Aantekeningen |
- In 1768 promoveert Duker aan de Universiteit van Utrecht bij de briljante letterkundige en politiek activist (voor de Oranjepartij) Rijklof Michael van Goens. De Utrechtse boekhandelaar Johannes Broedelet publiceert zijn ‘Dissertatio de Simonide Ceo. poeta et philosopho.’ Uit inscripties van Duker in de alba amicorum van IJsbrand van Hamelsveld (hoogleraar theologie) en Marcellus Baerselman (student), beide uit 1765, blijkt dat zijn studie onder de faculteit ‘theologie’ viel.
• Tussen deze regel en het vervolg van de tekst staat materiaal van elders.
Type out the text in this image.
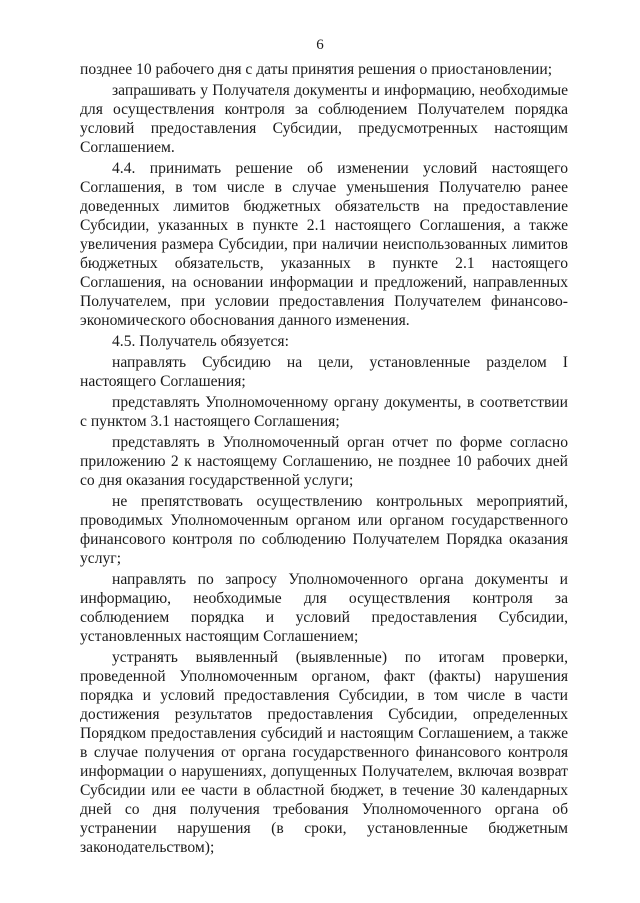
6

позднее 10 рабочего дня с даты принятия решения о приостановлении;

запрашивать у Получателя документы и информацию, необходимые для осуществления контроля за соблюдением Получателем порядка условий предоставления Субсидии, предусмотренных настоящим Соглашением.

4.4. принимать решение об изменении условий настоящего Соглашения, в том числе в случае уменьшения Получателю ранее доведенных лимитов бюджетных обязательств на предоставление Субсидии, указанных в пункте 2.1 настоящего Соглашения, а также увеличения размера Субсидии, при наличии неиспользованных лимитов бюджетных обязательств, указанных в пункте 2.1 настоящего Соглашения, на основании информации и предложений, направленных Получателем, при условии предоставления Получателем финансово-экономического обоснования данного изменения.

4.5. Получатель обязуется:

направлять Субсидию на цели, установленные разделом I настоящего Соглашения;

представлять Уполномоченному органу документы, в соответствии с пунктом 3.1 настоящего Соглашения;

представлять в Уполномоченный орган отчет по форме согласно приложению 2 к настоящему Соглашению, не позднее 10 рабочих дней со дня оказания государственной услуги;

не препятствовать осуществлению контрольных мероприятий, проводимых Уполномоченным органом или органом государственного финансового контроля по соблюдению Получателем Порядка оказания услуг;

направлять по запросу Уполномоченного органа документы и информацию, необходимые для осуществления контроля за соблюдением порядка и условий предоставления Субсидии, установленных настоящим Соглашением;

устранять выявленный (выявленные) по итогам проверки, проведенной Уполномоченным органом, факт (факты) нарушения порядка и условий предоставления Субсидии, в том числе в части достижения результатов предоставления Субсидии, определенных Порядком предоставления субсидий и настоящим Соглашением, а также в случае получения от органа государственного финансового контроля информации о нарушениях, допущенных Получателем, включая возврат Субсидии или ее части в областной бюджет, в течение 30 календарных дней со дня получения требования Уполномоченного органа об устранении нарушения (в сроки, установленные бюджетным законодательством);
Op 11 september 1773 promoveert hij aan dezelfde universiteit onder Tydeman op de these ‘De Caede stupratoris pudicitiae tuendae omnino licita’. In hetzelfde jaar vertaalt hij het bekende kentheoretische werk van James Beattie (1735-1803), getiteld ‘Verhandeling over de natuur en onveranderlykheid der waerheid, in tegenstelling der sophistery en twyfelaery’ (een verdediging tegen het scepticisme van David Hume, oorspronkelijk gepubliceerd in 1770).
Bewapend met twee studies probeert Duker hierna zijn weg te vinden in staatkundige betrekkingen. Wat hij direct na de laatste studie doet, is onbekend. Maar in 1778 heeft ene baron van Lijnden een leuk baantje voor hem: secretaris bij zijn broer, die gezant is aan het hof van Zweden. Hij vraagt zijn oude leermeester Van Goens - die nu Raad is in de Utrechtse vroedschap - om te zijner gunste te spreken. En dat lukt. Begin augustus 1778 arriveert hij in Stockholm, na een turbulente zeereis. Hij is niet zo erg te spreken over het land; het is er duur en de vrouwen zijn lang niet zo knap als wordt verteld, maar wel heel galant en koket. En hoewel hij al 32 jaar is, vindt hij zichzelf nog erg onwennig in ‘le grand monde’ van het Hof.
Helaas dreigt hij in mei 1781 zijn aardige betrekking alweer te verliezen. Andermaal klopt hij aan bij Van Goens, die echter als fel orangist wel wat anders aan zijn hoofd heeft. Zijn oude vriend Mathijs Tinne, eerste commies van de griffie, steekt hem de helpende hand toe. Op een jaarloon van duizend gulden mag hij secretaris worden van de graaf van Wassenaer Turckel, die op het punt staat naar Wenen af te reizen. Als zaakgelastigde blijft hij na het vertrek van Van Lynden in Stockholm tot de aankomst van de nieuwe gezant Van der Borch in mei 1782. In de herfst van 1782 reist hij af via Holland naar Wenen, onder voortdurende stortbuien die hem ertoe brengen zijn reis waar mogelijk te onderbreken. De ontvangst is nog erger dan de reis. De graaf keurt hem nauwelijks een blik waardig, introduceert hem bij helemaal niemand en brengt alleen de saaiste klusjes naar Duker.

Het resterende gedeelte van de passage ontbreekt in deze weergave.